Feb. 24, 2022
Ahead of Lent — a period of reflection, temperance and spiritual training — over 100 Korean United Methodist pastors released a statement urging repentance and unity amid challenging times.
The “Confession and Covenant” statement was published before the church leaders gathered for the Charisma Revival Feb. 21-24 at First United Methodist Church in Flushing, New York.
“The uncertainty facing the denomination has put Korean United Methodist churches and pastors into confusion and conflict, unable to respond with agency and clarity. Here, we repent for ignoring the workings of the Holy Spirit who birthed us into a holy church,” the statement said. “We have forgotten its holiness.”
The statement also expresses great respect and honor to John Wesley as well as Henry G. Appenzeller, the Methodist missionary to Korea who started the Methodist Movement in the Korean Peninsula.
“We are the seeds and the fruits of Methodism for such time as this,” the pastors wrote. “We thirst for the true living water that will quench us with the ‘power of the Holy Spirit’ that manifested in the early churches, gave life to Wesley’s ministry, and transformed society today.”

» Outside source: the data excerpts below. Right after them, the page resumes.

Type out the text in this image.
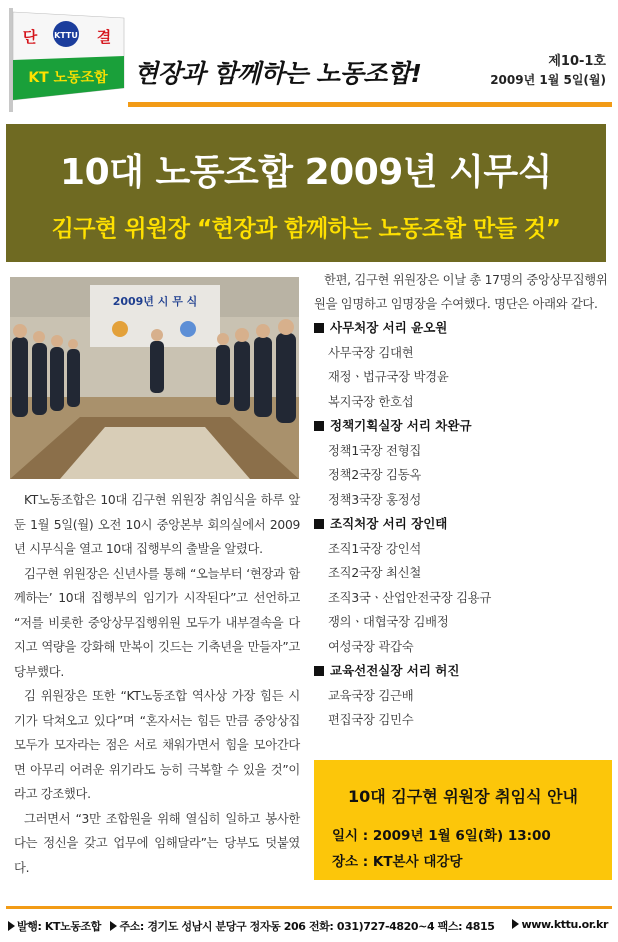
KTTU
단	결
KT 노동조합 현장과 함께하는 노동조합!	제10-1호
2009년 1월 5일(월)
10대 노동조합 2009년 시무식
김구현 위원장 “현장과 함께하는 노동조합 만들 것”
2009년 시 무 식

KT노동조합은 10대 김구현 위원장 취임식을 하루 앞둔 1월 5일(월) 오전 10시 중앙본부 회의실에서 2009년 시무식을 열고 10대 집행부의 출발을 알렸다.

김구현 위원장은 신년사를 통해 “오늘부터 ‘현장과 함께하는’ 10대 집행부의 임기가 시작된다”고 선언하고 “저를 비롯한 중앙상무집행위원 모두가 내부결속을 다지고 역량을 강화해 만복이 깃드는 기축년을 만들자”고 당부했다.

김 위원장은 또한 “KT노동조합 역사상 가장 힘든 시기가 닥쳐오고 있다”며 “혼자서는 힘든 만큼 중앙상집 모두가 모자라는 점은 서로 채워가면서 힘을 모아간다면 아무리 어려운 위기라도 능히 극복할 수 있을 것”이라고 강조했다.

그러면서 “3만 조합원을 위해 열심히 일하고 봉사한다는 정신을 갖고 업무에 임해달라”는 당부도 덧붙였다.

한편, 김구현 위원장은 이날 총 17명의 중앙상무집행위원을 임명하고 임명장을 수여했다. 명단은 아래와 같다.

사무처장 서리 윤오원
사무국장 김대현
재정ㆍ법규국장 박경윤
복지국장 한호섭
정책기획실장 서리 차완규
정책1국장 전형집
정책2국장 김동옥
정책3국장 홍정성
조직처장 서리 장인태
조직1국장 강인석
조직2국장 최신철
조직3국ㆍ산업안전국장 김용규
쟁의ㆍ대협국장 김배정
여성국장 곽갑숙
교육선전실장 서리 허진
교육국장 김근배
편집국장 김민수
10대 김구현 위원장 취임식 안내
일시 : 2009년 1월 6일(화) 13:00
장소 : KT본사 대강당
발행: KT노동조합 주소: 경기도 성남시 분당구 정자동 206 전화: 031)727-4820~4 팩스: 4815	www.kttu.or.kr
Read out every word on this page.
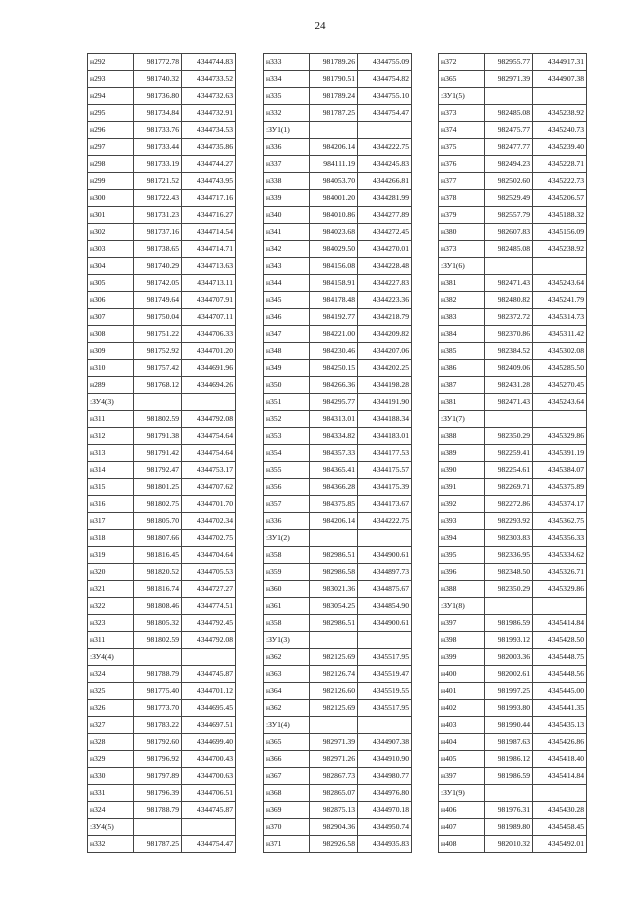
24
н292	981772.78	4344744.83
н293	981740.32	4344733.52
н294	981736.80	4344732.63
н295	981734.84	4344732.91
н296	981733.76	4344734.53
н297	981733.44	4344735.86
н298	981733.19	4344744.27
н299	981721.52	4344743.95
н300	981722.43	4344717.16
н301	981731.23	4344716.27
н302	981737.16	4344714.54
н303	981738.65	4344714.71
н304	981740.29	4344713.63
н305	981742.05	4344713.11
н306	981749.64	4344707.91
н307	981750.04	4344707.11
н308	981751.22	4344706.33
н309	981752.92	4344701.20
н310	981757.42	4344691.96
н289	981768.12	4344694.26
:ЗУ4(3)		
н311	981802.59	4344792.08
н312	981791.38	4344754.64
н313	981791.42	4344754.64
н314	981792.47	4344753.17
н315	981801.25	4344707.62
н316	981802.75	4344701.70
н317	981805.70	4344702.34
н318	981807.66	4344702.75
н319	981816.45	4344704.64
н320	981820.52	4344705.53
н321	981816.74	4344727.27
н322	981808.46	4344774.51
н323	981805.32	4344792.45
н311	981802.59	4344792.08
:ЗУ4(4)		
н324	981788.79	4344745.87
н325	981775.40	4344701.12
н326	981773.70	4344695.45
н327	981783.22	4344697.51
н328	981792.60	4344699.40
н329	981796.92	4344700.43
н330	981797.89	4344700.63
н331	981796.39	4344706.51
н324	981788.79	4344745.87
:ЗУ4(5)		
н332	981787.25	4344754.47
н333	981789.26	4344755.09
н334	981790.51	4344754.82
н335	981789.24	4344755.10
н332	981787.25	4344754.47
:ЗУ1(1)		
н336	984206.14	4344222.75
н337	984111.19	4344245.83
н338	984053.70	4344266.81
н339	984001.20	4344281.99
н340	984010.86	4344277.89
н341	984023.68	4344272.45
н342	984029.50	4344270.01
н343	984156.08	4344228.48
н344	984158.91	4344227.83
н345	984178.48	4344223.36
н346	984192.77	4344218.79
н347	984221.00	4344209.82
н348	984230.46	4344207.06
н349	984250.15	4344202.25
н350	984266.36	4344198.28
н351	984295.77	4344191.90
н352	984313.01	4344188.34
н353	984334.82	4344183.01
н354	984357.33	4344177.53
н355	984365.41	4344175.57
н356	984366.28	4344175.39
н357	984375.85	4344173.67
н336	984206.14	4344222.75
:ЗУ1(2)		
н358	982986.51	4344900.61
н359	982986.58	4344897.73
н360	983021.36	4344875.67
н361	983054.25	4344854.90
н358	982986.51	4344900.61
:ЗУ1(3)		
н362	982125.69	4345517.95
н363	982126.74	4345519.47
н364	982126.60	4345519.55
н362	982125.69	4345517.95
:ЗУ1(4)		
н365	982971.39	4344907.38
н366	982971.26	4344910.90
н367	982867.73	4344980.77
н368	982865.07	4344976.80
н369	982875.13	4344970.18
н370	982904.36	4344950.74
н371	982926.58	4344935.83
н372	982955.77	4344917.31
н365	982971.39	4344907.38
:ЗУ1(5)		
н373	982485.08	4345238.92
н374	982475.77	4345240.73
н375	982477.77	4345239.40
н376	982494.23	4345228.71
н377	982502.60	4345222.73
н378	982529.49	4345206.57
н379	982557.79	4345188.32
н380	982607.83	4345156.09
н373	982485.08	4345238.92
:ЗУ1(6)		
н381	982471.43	4345243.64
н382	982480.82	4345241.79
н383	982372.72	4345314.73
н384	982370.86	4345311.42
н385	982384.52	4345302.08
н386	982409.06	4345285.50
н387	982431.28	4345270.45
н381	982471.43	4345243.64
:ЗУ1(7)		
н388	982350.29	4345329.86
н389	982259.41	4345391.19
н390	982254.61	4345384.07
н391	982269.71	4345375.89
н392	982272.86	4345374.17
н393	982293.92	4345362.75
н394	982303.83	4345356.33
н395	982336.95	4345334.62
н396	982348.50	4345326.71
н388	982350.29	4345329.86
:ЗУ1(8)		
н397	981986.59	4345414.84
н398	981993.12	4345428.50
н399	982003.36	4345448.75
н400	982002.61	4345448.56
н401	981997.25	4345445.00
н402	981993.80	4345441.35
н403	981990.44	4345435.13
н404	981987.63	4345426.86
н405	981986.12	4345418.40
н397	981986.59	4345414.84
:ЗУ1(9)		
н406	981976.31	4345430.28
н407	981989.80	4345458.45
н408	982010.32	4345492.01
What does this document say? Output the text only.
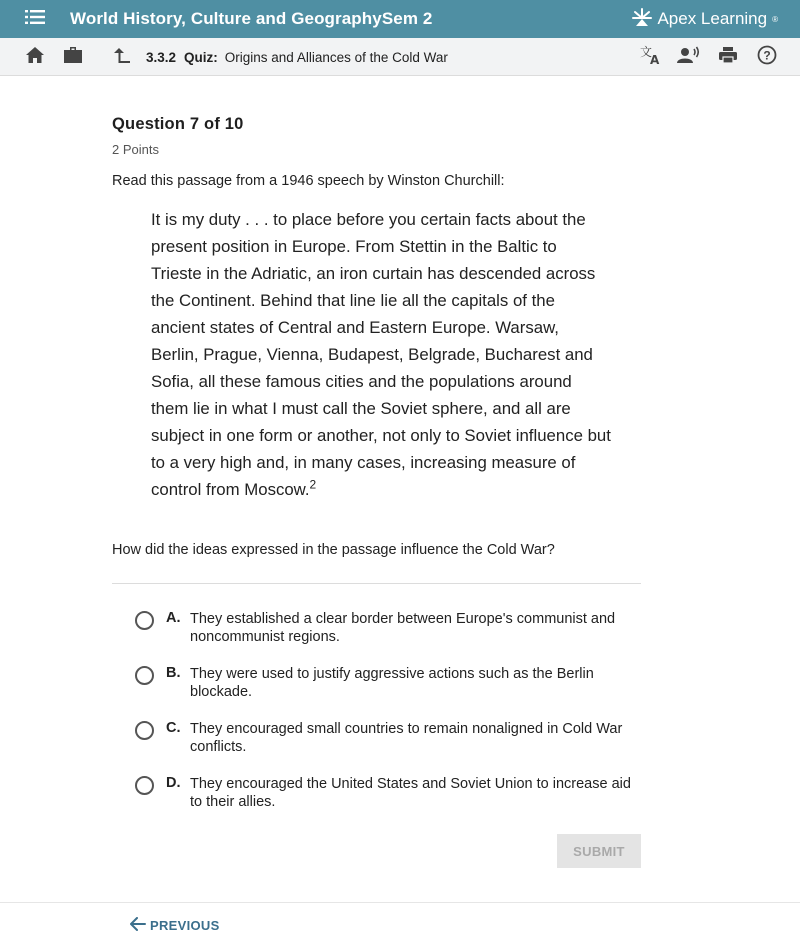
World History, Culture and GeographySem 2	Apex Learning ®
3.3.2 Quiz: Origins and Alliances of the Cold War	文
A	?
Question 7 of 10
2 Points
Read this passage from a 1946 speech by Winston Churchill:
It is my duty . . . to place before you certain facts about the present position in Europe. From Stettin in the Baltic to Trieste in the Adriatic, an iron curtain has descended across the Continent. Behind that line lie all the capitals of the ancient states of Central and Eastern Europe. Warsaw, Berlin, Prague, Vienna, Budapest, Belgrade, Bucharest and Sofia, all these famous cities and the populations around them lie in what I must call the Soviet sphere, and all are subject in one form or another, not only to Soviet influence but to a very high and, in many cases, increasing measure of control from Moscow.$^2$
How did the ideas expressed in the passage influence the Cold War?
A. They established a clear border between Europe's communist and noncommunist regions.
B. They were used to justify aggressive actions such as the Berlin blockade.
C. They encouraged small countries to remain nonaligned in Cold War conflicts.
D. They encouraged the United States and Soviet Union to increase aid to their allies.
SUBMIT
PREVIOUS
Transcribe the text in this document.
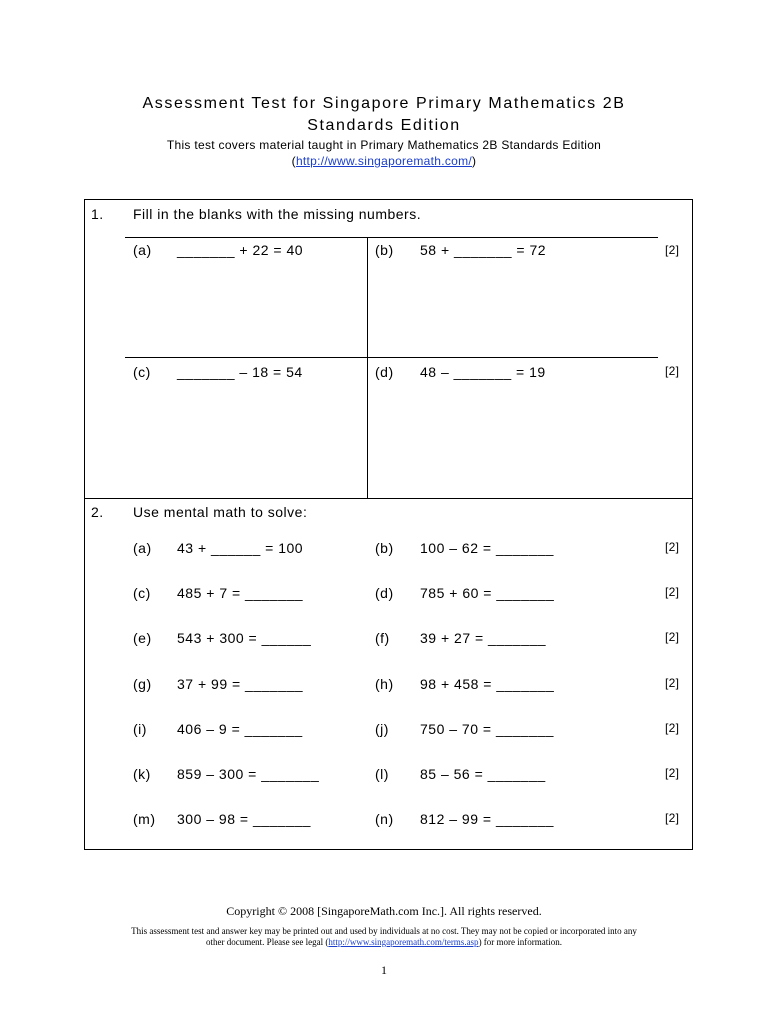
Assessment Test for Singapore Primary Mathematics 2B
Standards Edition
This test covers material taught in Primary Mathematics 2B Standards Edition
(http://www.singaporemath.com/)
1. Fill in the blanks with the missing numbers.
(a) _______ + 22 = 40	(b) 58 + _______ = 72	[2]
(c) _______ – 18 = 54	(d) 48 – _______ = 19	[2]
2. Use mental math to solve:
(a) 43 + ______ = 100	(b) 100 – 62 = _______	[2]
(c) 485 + 7 = _______	(d) 785 + 60 = _______	[2]
(e) 543 + 300 = ______	(f) 39 + 27 = _______	[2]
(g) 37 + 99 = _______	(h) 98 + 458 = _______	[2]
(i) 406 – 9 = _______	(j) 750 – 70 = _______	[2]
(k) 859 – 300 = _______	(l) 85 – 56 = _______	[2]
(m) 300 – 98 = _______	(n) 812 – 99 = _______	[2]
Copyright © 2008 [SingaporeMath.com Inc.]. All rights reserved.
This assessment test and answer key may be printed out and used by individuals at no cost. They may not be copied or incorporated into any
other document. Please see legal (http://www.singaporemath.com/terms.asp) for more information.
1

According to the statement, the Charisma Revival event has four aims:
- To experience the charisma of the Holy Spirit and aim for a balanced, charismatic spirituality through spiritual discernment of the Scripture;
- To acknowledge the history of charisma in the Scripture and aim for a permissive attitude;
- To aim for a healthy spirituality based on the Scripture; and
- To aim for a ministry centered on cooperation and connectionalism based on “the Holy Spirit’s uniting work in and among us.”
The pastors also pledged to pray “for the restoration of a truly proud, Wesleyan Spirituality and its ministry, and for the revival of the Church that will faithfully make disciples of Jesus Christ for the transformation of the world.”
The Rev. C. James Kim of First United Methodist Church in Flushing said that Wesleyan spirituality is not closed nor exclusive.
“The right and left of Korean pastors will cooperate and participate in the Holy Spirit movement that integrates personal piety and social piety within the great Wesleyan perspective,” he said.
Kim said that even though Koreans are a minority in the denomination, he sees them as a “spiritual majority.”
“We are bigger than we think we are,” he said. “Our lives depend not on institutional survival, but on spiritual revival, and our spiritual revival is the way to our future.”